Dia menilai penerapan Peraturan Menteri Lingkungan Hidup (Permen LKH) Nomor 7 tahun 2014 untuk menghitung kerugian negara riil dari perkara korupsi timah sebagai kekeliruan besar, karena hasil perhitungan nilai Rp271 triliun (perhitungan awal) merupakan kerugian ekologis dari kerusakan lingkungan.
Sementara, pasal yang digunakan menjerat tersangka menggunakan Pasal 2 Undang-Undang Tindak Pidana Korupsi.
“Padahal angka itu belakang berulang kali ditegaskan adalah kerugian ekologis, yang dipakai adalah peraturan Menteri Lingkungan Hidup, tapi untuk tindak pidana korupsi ini sudah salah kamar,” tegas Andy di Jakarta, Kamis (13/6/2024).
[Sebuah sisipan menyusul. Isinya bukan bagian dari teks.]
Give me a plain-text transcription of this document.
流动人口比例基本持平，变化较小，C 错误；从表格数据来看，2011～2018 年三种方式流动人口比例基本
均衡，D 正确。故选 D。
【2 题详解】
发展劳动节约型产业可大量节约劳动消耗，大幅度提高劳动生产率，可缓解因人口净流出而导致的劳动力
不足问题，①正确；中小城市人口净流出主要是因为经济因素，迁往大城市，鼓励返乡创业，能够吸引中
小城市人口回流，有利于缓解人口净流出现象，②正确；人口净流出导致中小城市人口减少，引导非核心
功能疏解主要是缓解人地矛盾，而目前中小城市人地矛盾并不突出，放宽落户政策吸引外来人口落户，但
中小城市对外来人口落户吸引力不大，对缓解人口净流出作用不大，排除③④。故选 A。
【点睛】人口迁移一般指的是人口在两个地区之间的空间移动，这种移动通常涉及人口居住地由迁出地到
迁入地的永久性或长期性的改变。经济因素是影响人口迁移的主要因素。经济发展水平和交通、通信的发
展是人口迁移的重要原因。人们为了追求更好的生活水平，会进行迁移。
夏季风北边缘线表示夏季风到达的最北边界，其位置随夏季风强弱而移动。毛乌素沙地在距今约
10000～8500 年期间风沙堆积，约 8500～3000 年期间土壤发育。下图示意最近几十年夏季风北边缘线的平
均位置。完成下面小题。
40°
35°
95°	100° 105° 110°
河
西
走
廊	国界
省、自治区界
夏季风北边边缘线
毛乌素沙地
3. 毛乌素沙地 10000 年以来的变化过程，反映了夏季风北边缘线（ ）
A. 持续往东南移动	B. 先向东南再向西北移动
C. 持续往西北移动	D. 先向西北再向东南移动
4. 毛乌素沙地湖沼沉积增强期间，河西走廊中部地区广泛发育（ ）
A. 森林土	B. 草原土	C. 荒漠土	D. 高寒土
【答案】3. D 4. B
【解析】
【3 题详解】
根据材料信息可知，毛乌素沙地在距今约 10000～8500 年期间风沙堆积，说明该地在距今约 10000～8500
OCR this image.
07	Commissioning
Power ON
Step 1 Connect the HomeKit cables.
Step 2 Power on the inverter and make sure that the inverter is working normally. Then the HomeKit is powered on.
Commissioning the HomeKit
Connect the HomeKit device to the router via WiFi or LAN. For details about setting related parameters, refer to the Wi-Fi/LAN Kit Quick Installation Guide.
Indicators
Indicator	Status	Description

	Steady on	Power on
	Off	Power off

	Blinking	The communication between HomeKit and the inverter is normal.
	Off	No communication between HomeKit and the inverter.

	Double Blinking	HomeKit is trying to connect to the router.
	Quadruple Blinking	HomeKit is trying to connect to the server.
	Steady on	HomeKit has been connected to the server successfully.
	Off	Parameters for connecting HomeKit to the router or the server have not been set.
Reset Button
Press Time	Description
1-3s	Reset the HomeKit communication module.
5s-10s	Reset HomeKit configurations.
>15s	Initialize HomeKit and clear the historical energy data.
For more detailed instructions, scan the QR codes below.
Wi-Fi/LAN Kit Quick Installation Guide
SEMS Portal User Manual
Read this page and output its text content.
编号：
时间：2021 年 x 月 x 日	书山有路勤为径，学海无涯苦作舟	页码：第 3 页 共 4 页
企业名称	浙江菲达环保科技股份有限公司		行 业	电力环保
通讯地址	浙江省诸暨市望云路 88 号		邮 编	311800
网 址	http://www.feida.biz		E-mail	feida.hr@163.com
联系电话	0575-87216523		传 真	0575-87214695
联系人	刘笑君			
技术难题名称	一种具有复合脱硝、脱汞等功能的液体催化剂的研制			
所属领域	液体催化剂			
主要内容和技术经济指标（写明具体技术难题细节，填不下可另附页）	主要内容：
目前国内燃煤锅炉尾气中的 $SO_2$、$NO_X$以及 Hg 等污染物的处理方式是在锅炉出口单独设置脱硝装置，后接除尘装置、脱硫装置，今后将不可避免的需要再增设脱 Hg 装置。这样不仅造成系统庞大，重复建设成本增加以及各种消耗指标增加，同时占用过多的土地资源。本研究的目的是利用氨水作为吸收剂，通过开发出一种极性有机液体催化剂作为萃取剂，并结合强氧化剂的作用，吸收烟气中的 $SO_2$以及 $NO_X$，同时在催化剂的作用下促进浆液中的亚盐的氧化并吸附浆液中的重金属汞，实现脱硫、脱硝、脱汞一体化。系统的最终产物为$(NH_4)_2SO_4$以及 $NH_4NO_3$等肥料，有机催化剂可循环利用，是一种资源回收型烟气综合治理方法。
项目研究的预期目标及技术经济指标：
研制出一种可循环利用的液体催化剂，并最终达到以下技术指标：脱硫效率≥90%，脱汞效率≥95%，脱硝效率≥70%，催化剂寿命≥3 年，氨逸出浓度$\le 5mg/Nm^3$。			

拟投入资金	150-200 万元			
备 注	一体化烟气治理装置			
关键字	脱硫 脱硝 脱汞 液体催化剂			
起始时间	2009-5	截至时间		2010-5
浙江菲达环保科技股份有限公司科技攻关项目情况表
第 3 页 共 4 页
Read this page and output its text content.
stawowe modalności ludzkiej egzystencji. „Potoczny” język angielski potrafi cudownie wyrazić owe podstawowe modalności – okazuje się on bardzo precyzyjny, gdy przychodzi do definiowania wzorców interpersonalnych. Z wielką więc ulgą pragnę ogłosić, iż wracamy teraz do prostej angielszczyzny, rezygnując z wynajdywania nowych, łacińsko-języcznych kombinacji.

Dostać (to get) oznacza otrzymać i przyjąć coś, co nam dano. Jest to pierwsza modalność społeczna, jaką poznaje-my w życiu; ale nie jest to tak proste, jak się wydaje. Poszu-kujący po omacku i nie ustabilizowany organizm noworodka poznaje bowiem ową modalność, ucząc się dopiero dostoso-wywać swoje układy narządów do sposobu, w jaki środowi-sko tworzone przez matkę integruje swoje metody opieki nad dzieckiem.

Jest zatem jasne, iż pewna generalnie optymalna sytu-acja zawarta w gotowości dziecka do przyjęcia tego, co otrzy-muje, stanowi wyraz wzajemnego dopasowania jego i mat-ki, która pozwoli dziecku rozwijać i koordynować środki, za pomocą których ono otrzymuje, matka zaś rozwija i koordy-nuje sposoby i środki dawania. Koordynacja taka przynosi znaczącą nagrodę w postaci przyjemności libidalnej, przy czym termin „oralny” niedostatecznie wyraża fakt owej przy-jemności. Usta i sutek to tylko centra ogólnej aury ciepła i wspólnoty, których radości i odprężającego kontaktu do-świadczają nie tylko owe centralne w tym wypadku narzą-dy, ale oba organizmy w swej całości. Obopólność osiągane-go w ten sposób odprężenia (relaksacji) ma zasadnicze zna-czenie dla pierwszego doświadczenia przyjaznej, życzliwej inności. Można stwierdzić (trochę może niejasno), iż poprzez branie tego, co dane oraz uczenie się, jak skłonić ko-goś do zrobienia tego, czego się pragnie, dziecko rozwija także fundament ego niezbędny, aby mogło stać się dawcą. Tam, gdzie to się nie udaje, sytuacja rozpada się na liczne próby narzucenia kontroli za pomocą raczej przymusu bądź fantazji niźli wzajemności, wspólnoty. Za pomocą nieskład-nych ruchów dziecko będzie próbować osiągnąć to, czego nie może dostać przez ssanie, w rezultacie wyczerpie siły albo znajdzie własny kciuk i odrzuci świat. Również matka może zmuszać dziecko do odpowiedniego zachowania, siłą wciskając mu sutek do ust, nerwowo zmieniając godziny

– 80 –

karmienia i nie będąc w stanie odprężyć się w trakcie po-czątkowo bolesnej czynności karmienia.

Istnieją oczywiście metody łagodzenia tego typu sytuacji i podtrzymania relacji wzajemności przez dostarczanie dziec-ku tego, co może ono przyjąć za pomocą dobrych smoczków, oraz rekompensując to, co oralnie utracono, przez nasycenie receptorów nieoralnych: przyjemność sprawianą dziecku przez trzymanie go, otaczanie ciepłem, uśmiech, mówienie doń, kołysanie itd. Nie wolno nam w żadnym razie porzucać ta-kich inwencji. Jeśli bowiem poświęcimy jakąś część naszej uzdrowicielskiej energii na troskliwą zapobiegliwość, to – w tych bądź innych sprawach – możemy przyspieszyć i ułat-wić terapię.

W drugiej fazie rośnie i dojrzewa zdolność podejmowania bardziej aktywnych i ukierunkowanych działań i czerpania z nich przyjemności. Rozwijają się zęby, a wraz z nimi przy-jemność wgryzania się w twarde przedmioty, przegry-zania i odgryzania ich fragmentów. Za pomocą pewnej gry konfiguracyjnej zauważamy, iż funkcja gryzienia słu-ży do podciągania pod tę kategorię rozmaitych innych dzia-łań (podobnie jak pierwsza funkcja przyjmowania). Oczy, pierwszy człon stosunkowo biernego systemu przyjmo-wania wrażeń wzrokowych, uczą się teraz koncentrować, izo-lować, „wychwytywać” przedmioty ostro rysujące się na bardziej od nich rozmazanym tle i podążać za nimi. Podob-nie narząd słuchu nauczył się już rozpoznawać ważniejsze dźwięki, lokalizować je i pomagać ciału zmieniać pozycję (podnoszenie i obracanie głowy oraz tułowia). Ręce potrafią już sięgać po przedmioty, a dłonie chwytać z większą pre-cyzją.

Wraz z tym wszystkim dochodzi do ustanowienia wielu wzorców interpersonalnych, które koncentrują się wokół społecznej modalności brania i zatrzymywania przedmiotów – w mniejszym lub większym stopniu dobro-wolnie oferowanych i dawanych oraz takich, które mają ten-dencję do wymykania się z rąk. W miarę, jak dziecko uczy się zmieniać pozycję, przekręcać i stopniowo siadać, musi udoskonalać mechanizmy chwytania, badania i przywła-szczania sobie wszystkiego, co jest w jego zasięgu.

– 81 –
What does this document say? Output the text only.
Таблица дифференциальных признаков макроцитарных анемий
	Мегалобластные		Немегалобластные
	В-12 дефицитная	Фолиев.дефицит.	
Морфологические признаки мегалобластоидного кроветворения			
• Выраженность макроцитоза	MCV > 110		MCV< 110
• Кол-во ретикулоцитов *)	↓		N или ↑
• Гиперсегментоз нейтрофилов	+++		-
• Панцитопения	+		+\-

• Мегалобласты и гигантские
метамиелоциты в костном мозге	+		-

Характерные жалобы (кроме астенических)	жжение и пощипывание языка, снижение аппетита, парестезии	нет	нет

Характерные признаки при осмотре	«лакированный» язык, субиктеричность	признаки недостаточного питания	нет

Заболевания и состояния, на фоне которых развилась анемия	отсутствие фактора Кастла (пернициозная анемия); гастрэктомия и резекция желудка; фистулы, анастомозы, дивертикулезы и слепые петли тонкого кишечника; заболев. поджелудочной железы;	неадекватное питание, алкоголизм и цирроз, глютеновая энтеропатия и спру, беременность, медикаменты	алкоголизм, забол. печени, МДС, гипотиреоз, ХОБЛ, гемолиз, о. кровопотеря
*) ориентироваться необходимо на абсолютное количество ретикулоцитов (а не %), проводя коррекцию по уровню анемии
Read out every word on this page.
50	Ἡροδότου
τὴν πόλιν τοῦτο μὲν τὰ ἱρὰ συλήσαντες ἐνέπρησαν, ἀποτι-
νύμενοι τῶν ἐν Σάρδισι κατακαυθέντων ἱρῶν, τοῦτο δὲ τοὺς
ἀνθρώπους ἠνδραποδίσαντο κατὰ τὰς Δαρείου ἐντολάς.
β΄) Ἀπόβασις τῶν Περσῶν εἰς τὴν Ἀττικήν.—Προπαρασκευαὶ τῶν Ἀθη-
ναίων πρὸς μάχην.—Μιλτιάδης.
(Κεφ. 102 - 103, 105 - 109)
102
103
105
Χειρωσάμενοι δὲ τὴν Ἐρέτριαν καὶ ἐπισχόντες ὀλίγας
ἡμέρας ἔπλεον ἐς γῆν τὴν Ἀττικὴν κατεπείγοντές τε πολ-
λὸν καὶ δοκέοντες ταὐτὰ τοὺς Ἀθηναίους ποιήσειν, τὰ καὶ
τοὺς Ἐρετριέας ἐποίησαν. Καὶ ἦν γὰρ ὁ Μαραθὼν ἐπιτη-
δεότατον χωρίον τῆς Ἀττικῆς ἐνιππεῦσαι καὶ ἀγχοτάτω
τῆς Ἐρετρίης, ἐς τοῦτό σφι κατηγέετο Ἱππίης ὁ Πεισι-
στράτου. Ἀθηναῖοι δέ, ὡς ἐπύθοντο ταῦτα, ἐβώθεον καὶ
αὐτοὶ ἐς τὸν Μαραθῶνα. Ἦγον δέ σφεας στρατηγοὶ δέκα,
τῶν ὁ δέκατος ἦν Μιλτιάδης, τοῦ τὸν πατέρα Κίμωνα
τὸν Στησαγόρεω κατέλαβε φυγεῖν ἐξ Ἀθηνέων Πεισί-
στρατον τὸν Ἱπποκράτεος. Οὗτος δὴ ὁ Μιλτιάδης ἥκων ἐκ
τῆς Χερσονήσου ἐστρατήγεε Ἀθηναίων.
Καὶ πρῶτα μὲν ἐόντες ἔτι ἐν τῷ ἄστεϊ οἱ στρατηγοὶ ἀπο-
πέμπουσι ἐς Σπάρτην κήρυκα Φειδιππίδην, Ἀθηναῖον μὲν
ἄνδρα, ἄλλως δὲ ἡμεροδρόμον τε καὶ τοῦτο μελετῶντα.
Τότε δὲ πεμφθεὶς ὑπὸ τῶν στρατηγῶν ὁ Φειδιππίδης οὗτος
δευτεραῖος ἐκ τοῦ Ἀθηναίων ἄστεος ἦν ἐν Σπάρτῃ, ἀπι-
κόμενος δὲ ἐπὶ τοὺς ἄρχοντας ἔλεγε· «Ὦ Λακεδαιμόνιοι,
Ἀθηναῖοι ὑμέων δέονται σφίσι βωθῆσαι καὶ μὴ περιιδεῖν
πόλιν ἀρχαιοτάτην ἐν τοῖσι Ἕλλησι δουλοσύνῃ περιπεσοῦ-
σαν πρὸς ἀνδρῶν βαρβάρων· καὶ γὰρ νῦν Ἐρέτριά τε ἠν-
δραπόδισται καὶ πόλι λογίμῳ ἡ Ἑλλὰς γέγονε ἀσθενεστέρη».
Diketahui 4 dari 21 tersangka korupsi timah, merupakan pejabat di CV VIP, yakni Tamron Tamsil alias Aon (TN) selaku beneficial owner atau pemilik manfaat dari CV VIP; Hasan Tjhie (HT) alias ASN selaku Direktur Utama CV VIP; Kwang Yung alias Buyung (BY) selaku mantan Komisaris CV VIP; dan Achmad Albani (AA) selaku Manajer Operasional Tambang CV VIP.
Menurutnya, dengan melambungnya angka kerugian negara yang salah ambil dari penerapan pasal, ini membuat opini publik berasumsi para tersangka layaknya penjahat kakap lantaran melakukan tindakan pidana.
Sebelum angka kerugian negara hasil perhitungan BPKP diumumkan pada 29 Mei, publik menerima informasi angka kerugian sebesar Rp271 triliun akibat kerusakan ekologi.
"Nilai tersebut digunakan orang untuk berfantasi uang sebanyak itu digunakan untuk apa saja, sehingga membuat asumsi lalu memvisualisasikan kepada selebgram-selebgram tertentu," ungkapnya.
“Bahasa sederhana saya seperti ini, bapak pakai aturan dalam FIFA untuk pertandingan tinju, ketika dipukul petinjunya jatuh, malah dikasih kartu merah kan itu yang terjadi," sambung Andy.